Джун запротестовала: несправедливо критиковать то, чего не пробовал. Но Джолион опасался, что если попробует, то уже ничего критиковать не сможет.
– Папа! Ты безнадежен.
– То-то и оно, – сказал Джолион, – причем предпочитаю оставаться безнадежным как можно дольше. Незачем, дочка, будить лихо, пока оно тихо.
– Ты не даешь современной медицине ни единого шанса! – воскликнула Джун. – Ты даже не представляешь себе, насколько Пондридж предан своему делу! Для него наука превыше всего.
– Как для мистера Пола Поста искусство? – ответил Джолион, попыхивая слабой сигареткой (это было единственное излишество, которое он себе позволял). – Искусство ради Искусства, Наука ради Науки… Знаю я этих господ с их эгоцентрическим энтузиазмом. Они расчленят человека и глазом не моргнут. Джун, я в достаточной мере Форсайт, чтобы не даваться им в руки.
– Папа, знал бы ты, как старомодно звучат твои слова! В наше время нельзя позволять себе быть нерешительным.
– Боюсь, – улыбнулся Джолион, – что решительность – единственный «естественный симптом», которым мистеру Пондриджу не пришлось бы меня снабжать. Мы, моя дорогая, рождаемся либо отчаянными, либо умеренными, хотя сейчас, ты уж извини, каждый второй из тех, кто считает себя отчаянным, на самом деле очень умерен. Я держусь настолько хорошо, насколько можно ожидать в моем положении. Пусть все так и остается.

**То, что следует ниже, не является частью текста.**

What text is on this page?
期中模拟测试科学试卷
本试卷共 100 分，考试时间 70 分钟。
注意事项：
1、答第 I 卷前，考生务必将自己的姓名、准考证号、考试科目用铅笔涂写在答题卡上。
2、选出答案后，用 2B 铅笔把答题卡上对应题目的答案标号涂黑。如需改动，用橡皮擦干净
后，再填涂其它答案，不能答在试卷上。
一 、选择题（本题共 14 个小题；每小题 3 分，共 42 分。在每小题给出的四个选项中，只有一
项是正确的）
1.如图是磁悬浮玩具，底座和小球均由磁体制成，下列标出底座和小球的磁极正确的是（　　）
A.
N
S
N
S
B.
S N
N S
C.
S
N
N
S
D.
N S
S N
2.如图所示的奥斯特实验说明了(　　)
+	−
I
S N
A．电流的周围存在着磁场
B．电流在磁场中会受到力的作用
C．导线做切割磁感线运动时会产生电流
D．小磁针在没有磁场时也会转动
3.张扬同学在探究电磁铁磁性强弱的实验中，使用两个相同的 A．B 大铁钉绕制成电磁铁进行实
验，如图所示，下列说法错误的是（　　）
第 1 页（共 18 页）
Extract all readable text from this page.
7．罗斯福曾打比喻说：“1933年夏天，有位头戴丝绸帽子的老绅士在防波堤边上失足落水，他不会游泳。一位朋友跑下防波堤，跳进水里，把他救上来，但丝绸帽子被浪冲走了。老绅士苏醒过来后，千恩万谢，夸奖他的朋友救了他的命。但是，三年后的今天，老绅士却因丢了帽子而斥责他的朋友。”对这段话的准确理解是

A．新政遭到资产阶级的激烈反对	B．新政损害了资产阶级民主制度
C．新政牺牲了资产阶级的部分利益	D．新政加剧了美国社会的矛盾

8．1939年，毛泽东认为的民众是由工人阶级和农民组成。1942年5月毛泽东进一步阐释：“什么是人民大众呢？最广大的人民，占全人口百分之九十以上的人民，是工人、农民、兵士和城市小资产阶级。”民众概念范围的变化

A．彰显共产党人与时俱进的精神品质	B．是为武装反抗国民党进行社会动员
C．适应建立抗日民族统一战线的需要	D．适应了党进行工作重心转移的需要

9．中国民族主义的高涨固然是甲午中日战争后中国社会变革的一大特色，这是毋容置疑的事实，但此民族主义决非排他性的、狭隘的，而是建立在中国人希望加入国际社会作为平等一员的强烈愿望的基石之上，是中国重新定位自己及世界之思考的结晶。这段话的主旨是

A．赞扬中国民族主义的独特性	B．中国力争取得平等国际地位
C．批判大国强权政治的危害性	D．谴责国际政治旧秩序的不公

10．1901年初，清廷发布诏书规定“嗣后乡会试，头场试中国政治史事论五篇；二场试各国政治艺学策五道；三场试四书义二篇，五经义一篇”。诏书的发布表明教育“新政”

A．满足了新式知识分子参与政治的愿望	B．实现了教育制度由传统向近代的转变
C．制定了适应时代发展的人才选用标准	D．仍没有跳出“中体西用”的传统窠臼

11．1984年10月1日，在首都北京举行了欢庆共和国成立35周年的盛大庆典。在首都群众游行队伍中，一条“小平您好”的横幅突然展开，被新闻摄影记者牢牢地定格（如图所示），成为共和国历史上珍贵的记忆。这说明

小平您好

Джун замолчала: она уже имела возможность убедиться в том, насколько непобедимо милое упрямство ее отца, когда дело касается его свободы действий.
Считая дочь не слишком осмотрительной, Джолион сам себе удивился, когда зачем-то все же рассказал ей, почему Ирэн увезла Джона в Испанию. После того как Джун осмыслила признание, разгорелась дискуссия, позволившая отцу понять всю глубину различия между активным темпераментом дочери и пассивным темпераментом жены. Он даже заметил, что еще не совсем изгладились последствия борьбы за Филипа Босини, которая развернулась поколение назад и в которой пассивный принцип столь поразительным образом восторжествовал над активным. По мнению Джун, скрывать от Джона прошлое родителей было глупо и даже трусливо. «Чистый оппортунизм», – так она сказала.
– Но ведь на оппортунизме, – мягко возразил Джолион, – и строится реальная жизнь, моя дорогая.
– О! – вскричала Джун. – Уж кто-кто, а ты, папа, не можешь всерьез оправдывать ее молчание! Будь твоя воля, ты бы уже все рассказал.
– Может, и рассказал бы, но только для того, чтобы он не узнал от других людей: это рано или поздно произойдет, и будет хуже.
– Так чего же ты не объяснишь? Опять не хочешь будить лихо?
– Дорогая, – ответил Джолион, – я никогда не пойду против интуиции Ирэн. Она его мать.
– А ты отец! – воскликнула Джун.
– Что такое чутье мужчины против материнского инстинкта?
– По-моему, ты поступаешь безвольно.
– Возможно, – сказал Джолион, – возможно.